Faire un bilan du Brexit suppose aussi de rappeler les événements historiques qui ont eu lieu les années passées. Les mauvais résultats économiques sont en réalité autant attribuables au Brexit qu’aux nombreuses crises récentes, allant de la crise sanitaire à la guerre ukraino-russe et aux tensions géopolitiques partout dans le monde. Si l’économie britannique a ralenti plus que ce qu'elle aurait été sans la sortie de l’UE, et malgré la récession l’an dernier, elle a enregistré une croissance de 0,7% au premier trimestre, soit la plus rapide de toutes les économies avancées. Ce qui laisse sous-entendre que la sortie de l’UE pourrait avoir des effets économiques positifs à long terme. D’ailleurs, le volume des exportations devrait dépasser celui des importations au cours de la prochaine décennie, au prix certes d'une réduction des échanges globaux.

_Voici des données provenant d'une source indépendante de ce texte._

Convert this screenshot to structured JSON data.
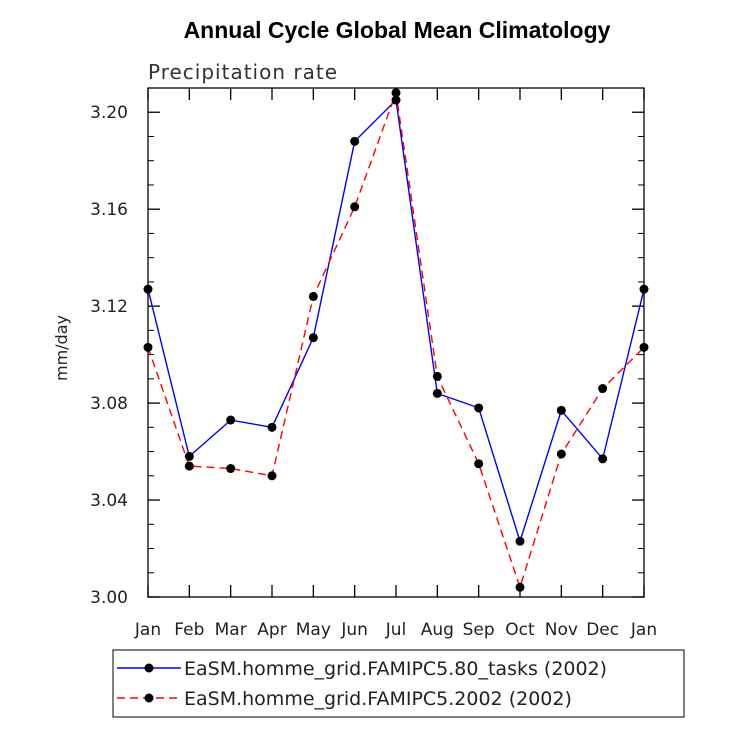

Il faut aussi rappeler que le Royaume-Uni a fait le choix du Brexit par une volonté d’indépendance et de souveraineté, avant tout. Les Britanniques ont de tout temps été séparé des européens par le fameux sentiment d’exceptionnalisme très singulier. Des siècles durant, ils ont souhaité s’émanciper du Vieux-Continent, et plus que jamais depuis l’Union européenne. Leur fidélité historique au capitalisme anglo-saxon fait d’eux des alliés nettement plus proches des États-Unis que de l’Europe…
Dans ces circonstances particulières, le nouveau Premier ministre a dessiné les contours de son programme économique, qui a le mérite de la clarté. Pour ce faire, il s’est accompagné de la nouvelle Chancelière de l’Échiquier (l’équivalent du ministre des Finances) Rachel Reeves, dont la formation d’économiste au sein de l’Université d’Oxford puis de la London School of Economics laisse penser que la rigueur budgétaire est sa devise. En plusieurs étapes, ils déclinent le programme économique du pays ainsi : faire de la croissance un pilier du mandat, réduire la présence de l’état par une baisse des dépenses publiques, accroître fortement la productivité, revenir à la décentralisation économique et politique, limiter le taux d’imposition des entreprises à 25%, ne jamais augmenter l’impôt sur le revenu, les cotisations, et la TVA, mais aussi créer un fond souverain pour augmenter les investissements privés et soutenir l’essor industriel.
Le plus grand défi reste toutefois celui de la maîtrise de la dette publique, dont le niveau record cache tant d'enjeux, exigeant du pays des sacrifices dans les dépenses et les recettes, faute d'une croissance suffisante. Les chantiers que comptent menés Keir Starmer restent à ce titre très flous. Pourtant, en tant que Premier ministre d'une nation souveraine sur le plan monétaire, il peut faire de la réduction de cette dette le pilier central de son mandat, par une réforme profonde de la politique monétaire, et ainsi œuvrer pour les générations futures. De ce combat déterminera son maintien au pouvoir, mais surtout l’avenir du Royaume-Uni.